Forrest scanned the French line. It was obvious what was about to happen. On the Cascajal the gunners were levering the pieces round so that they could fire at the troops to the right of the South Essex, at the Legion and at the Guards. Opposite those Regiments was gathering a vast horde of enemy Battalions. The French had failed to take the Medellin, by night or day, so now they were planning a hammer blow of such weight that no troops in the world could withstand the fury and intensity of their attack. Behind the French infantry Sharpe could see impatient cavalry waiting to pour through the gap and slaughter the defeated British. The day was gathering its strength, pausing before the carnage, readying itself for the emphatic demonstration of French superiority that would destroy Britain’s army, swat it contemptuously aside, and to that end, at one o’clock, the French guns opened fire again.
CHAPTER 22
Sir Henry Simmerson had hardly moved all morning. He. had watched the repulse of the first attack but, apart from the Light Company, the South Essex had not been needed; now, Sir Henry knew, things would be very different. The eastern side of the Portina was filled with French troops, Battalion after Battalion, preparing to come forward in the inevitable columns, and Sir Henry had silently inspected them with his telescope. Fifteen thousand men were about to launch themselves against the centre of the British position and, beyond them, another fifteen thousand were already beginning to approach the Pajar and the network of obstacles that sheltered the Spanish. To Sir Henry’s right the four Battalions of the King’s German Legion, the Coldstream and the Third Guards waited for the attack but Sir Henry knew that the battle was lost. No troops, not even the vaunted Legion and the Guards, could stand up to the overwhelming numbers that waited for the signal to begin their massive approach.
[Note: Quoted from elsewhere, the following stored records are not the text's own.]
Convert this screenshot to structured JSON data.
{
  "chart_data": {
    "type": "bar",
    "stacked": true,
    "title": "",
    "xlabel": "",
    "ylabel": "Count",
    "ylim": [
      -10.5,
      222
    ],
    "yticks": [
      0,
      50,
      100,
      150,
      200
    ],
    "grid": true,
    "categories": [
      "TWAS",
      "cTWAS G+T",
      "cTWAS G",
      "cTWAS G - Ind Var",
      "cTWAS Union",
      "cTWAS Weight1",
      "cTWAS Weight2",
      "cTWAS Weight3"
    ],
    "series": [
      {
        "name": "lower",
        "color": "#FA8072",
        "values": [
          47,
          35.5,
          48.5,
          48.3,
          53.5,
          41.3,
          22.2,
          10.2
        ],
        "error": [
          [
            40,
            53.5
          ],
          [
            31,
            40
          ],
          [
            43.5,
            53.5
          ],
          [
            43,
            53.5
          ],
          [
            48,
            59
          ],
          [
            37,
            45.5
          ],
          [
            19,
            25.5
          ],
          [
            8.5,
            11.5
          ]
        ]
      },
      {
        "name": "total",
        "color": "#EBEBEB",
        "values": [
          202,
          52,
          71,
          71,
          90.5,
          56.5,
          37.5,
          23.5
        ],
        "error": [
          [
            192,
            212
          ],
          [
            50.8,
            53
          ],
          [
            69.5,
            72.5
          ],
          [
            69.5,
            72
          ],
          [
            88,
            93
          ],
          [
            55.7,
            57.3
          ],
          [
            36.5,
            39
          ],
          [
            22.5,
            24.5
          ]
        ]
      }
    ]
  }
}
Sir Henry grunted and shifted in his saddle. He had been right all along. It had been madness to let Wellesley have an army, it was madness to fight in this God-forsaken, heathen country when the British should more properly be fighting behind the walls of Flemish towns. He looked again at the French. Any fool could see what was about to happen: that the huge columns would punch through the thin British line like an angry bull going through a matchwood fence. Talavera would be cut off, the Spanish hunted like rats through the streets, but the troops on the Medellin, like his own Battalion, were in a worse position. At least the troops near Talavera stood a chance of reaching the bridge and beginning the long retreat to ignominy, but for the South Essex and for the other Battalions the only fate was to be cut off and the inevitable surrender.
“We will not surrender.”
Lieutenant Gibbons edged his horse closer to his uncle. It had not occurred to him that they might surrender, but he had long known that the easiest way to stay in Sir Henry’s favour was to offer agreement. “Quite right, sir.”
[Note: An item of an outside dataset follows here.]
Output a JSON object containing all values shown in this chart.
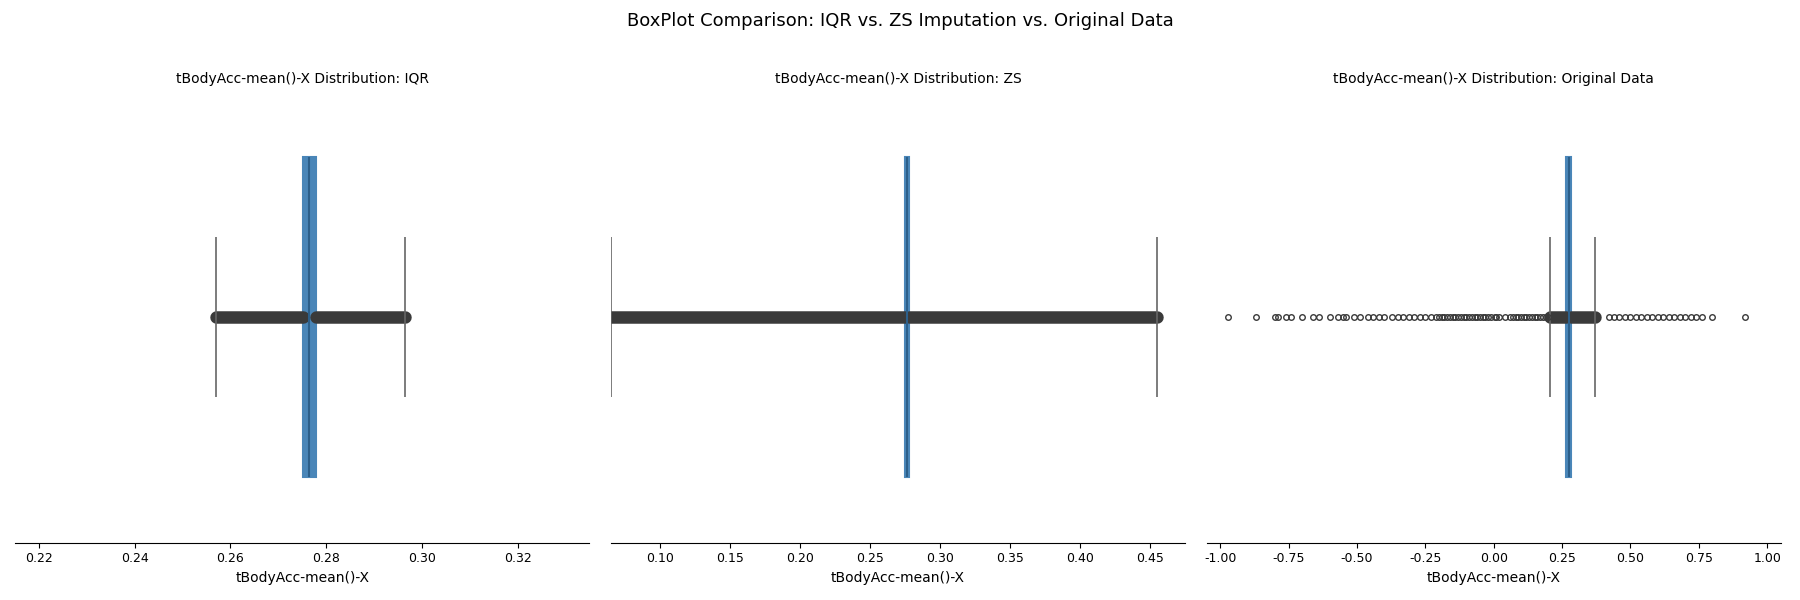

Simmerson pushed his telescope shut. “It will be a disaster, Christian, a disaster. The army is about to be destroyed.”
His nephew agreed and Simmerson reflected, for the thousandth time, what a waste of talent it was that Gibbons was only a Lieutenant. He had never heard anything but military sense from his nephew, the boy understood all his problems, agreed with his solutions, and if Sir Henry had found it temporarily impossible to give his nephew a deserved Captaincy, then at least he could keep him away from that damned Sharpe and use him as a trusted adviser and confidant. A new Battalion appeared in the French line, almost opposite the South Essex, and Simmerson opened the telescope and looked at them.